For Americans who want more muscular U.S. effort to constrain Israel, Ms. Harris has delivered little. She has rejected demands for an arms embargo, and White House calls for a ceasefire have yielded no apparent results. Her party kept Palestinian voices off its national convention stage, and she lashed out at a pro-Palestinian protester this summer, saying, “If you want Donald Trump to win, then say that.”

Meanwhile, the war has escalated, with Israel destroying parts of Beirut.

James Zogby, a Democrat who is president of the Arab American Institute, noted that even Ronald Reagan blocked arms shipments to Israel, telling then-prime minister Menachem Begin in 1982 that the bombing of Lebanon amounted to “a holocaust.”

Forty-two years later, “we have the capacity to do that. We just haven’t,” he said. Polling released by his institute this month found that among Arab Americans who are very likely to vote, 46 per cent support Mr. Trump, while only 42 per cent back Ms. Harris.
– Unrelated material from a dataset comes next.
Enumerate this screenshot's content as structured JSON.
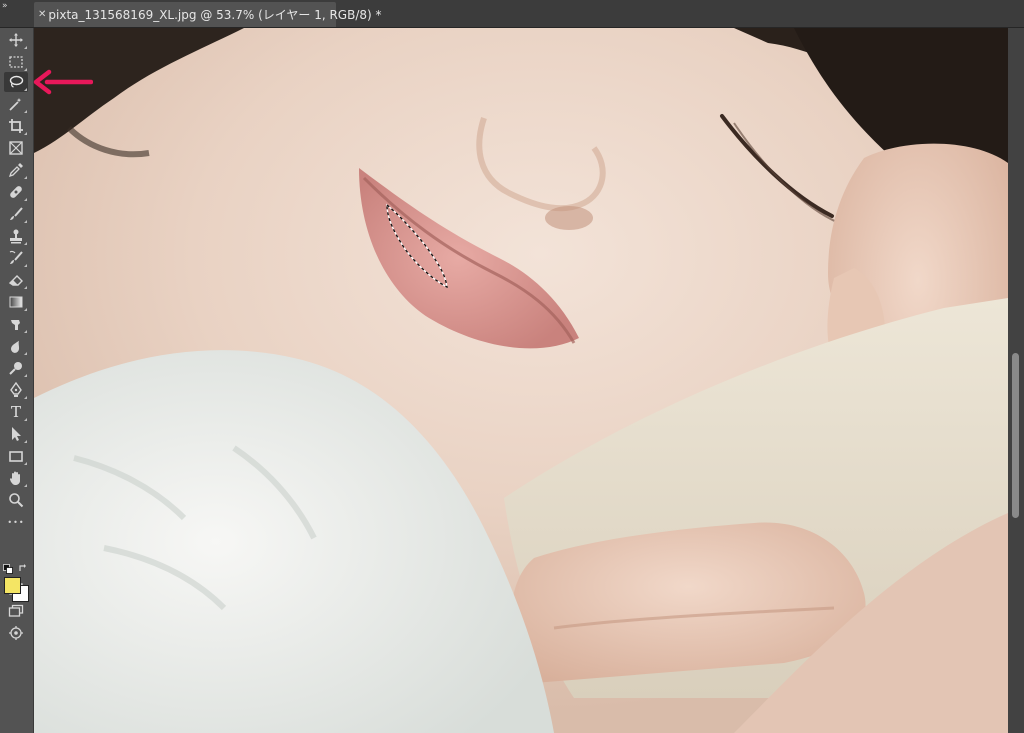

For the White House to keep standing with Israel amounts to “maintaining support for Netanyahu’s genocidal war at the cost of winning this election,” Mr. Zogby said. (Israel has denied allegations it is committing genocide.)

Even a soft endorsement of Ms. Harris is deeply out of step with current sentiment, said Rex Nazarko, a 27-year-old who is executive director of the American Muslim Engagement and Empowerment Network, or AMEEN, a grassroots organization. He moderated the Zoom call with unhappy Uncommitted members.
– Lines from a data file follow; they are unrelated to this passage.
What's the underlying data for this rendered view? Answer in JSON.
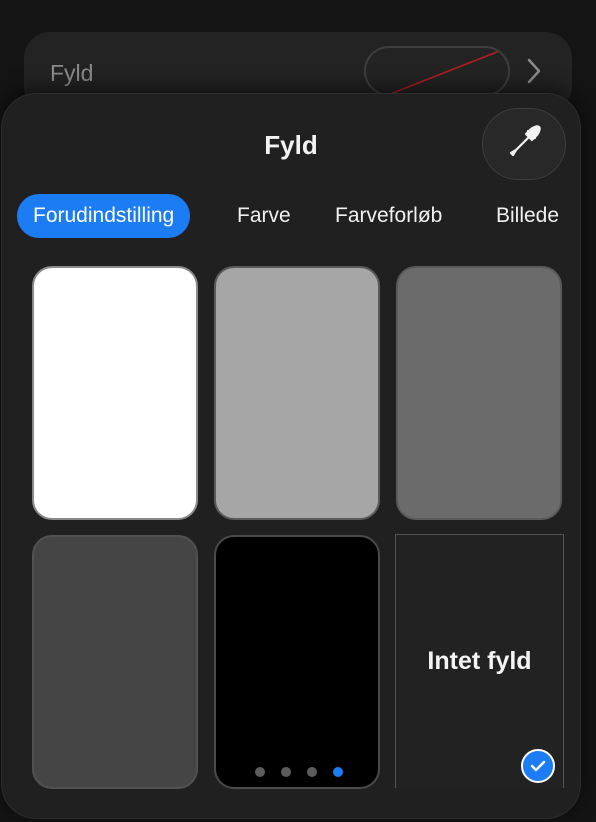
{
  "background_row": {
    "label": "Fyld",
    "chevron_icon": "chevron-right-icon"
  },
  "panel": {
    "title": "Fyld",
    "eyedropper_icon": "eyedropper-icon",
    "tabs": [
      {
        "label": "Forudindstilling",
        "active": true
      },
      {
        "label": "Farve",
        "active": false
      },
      {
        "label": "Farveforløb",
        "active": false
      },
      {
        "label": "Billede",
        "active": false
      }
    ],
    "swatches": [
      {
        "color": "#ffffff"
      },
      {
        "color": "#a6a6a6"
      },
      {
        "color": "#6b6b6b"
      },
      {
        "color": "#454545"
      },
      {
        "color": "#000000"
      }
    ],
    "no_fill": {
      "label": "Intet fyld",
      "selected": true,
      "check_icon": "checkmark-icon"
    },
    "page_dots": {
      "count": 4,
      "current": 4
    }
  },
  "colors": {
    "accent": "#1c7cf4"
  }
}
Of the 1,016 people who responded to a recent informal AMEEN poll, only 5 per cent favoured endorsing Ms. Harris. Fully 70 per cent supported an endorsement of Green Party candidate Jill Stein.

A vote for Ms. Stein is the clearest way to express displeasure at Democrats without directly supporting Mr. Trump, Mr. Nazarko said. If those votes alter the outcome of the election, that will only cement the influence of Arab Americans, he said.

In Dearborn, Mich., home to the largest mosque in the country, anger with Democrats began to build in 2022, when Republicans joined hundreds of community members in protesting sexually explicit books in schools. “My community was painted as radical, as religious extremists, as wanting sharia law – and it wasn’t by the right,” said Samra’a Luqman, a local activist.

Ms. Luqman is a progressive Democrat who became active in her community to advocate for environmental issues. Mr. Trump has done himself few favours, she acknowledged. When supporters gathered in a new Trump-Vance office in Hamtramck to watch the former president speak in Butler, Penn., last week, he inveighed against “a lot of people coming out of Yemen, and they’re known terrorists.” Hamtramck Mayor Amer Ghalib, a Democrat who has openly endorsed Mr. Trump, is an immigrant from Yemen.

Ms. Luqman knows Mr. Trump’s long history of hostility toward Muslims. For now, though, she believes punishing Democrats for their support of Israel is more important.

“My feelings getting hurt are nothing compared to those children dying,” she said.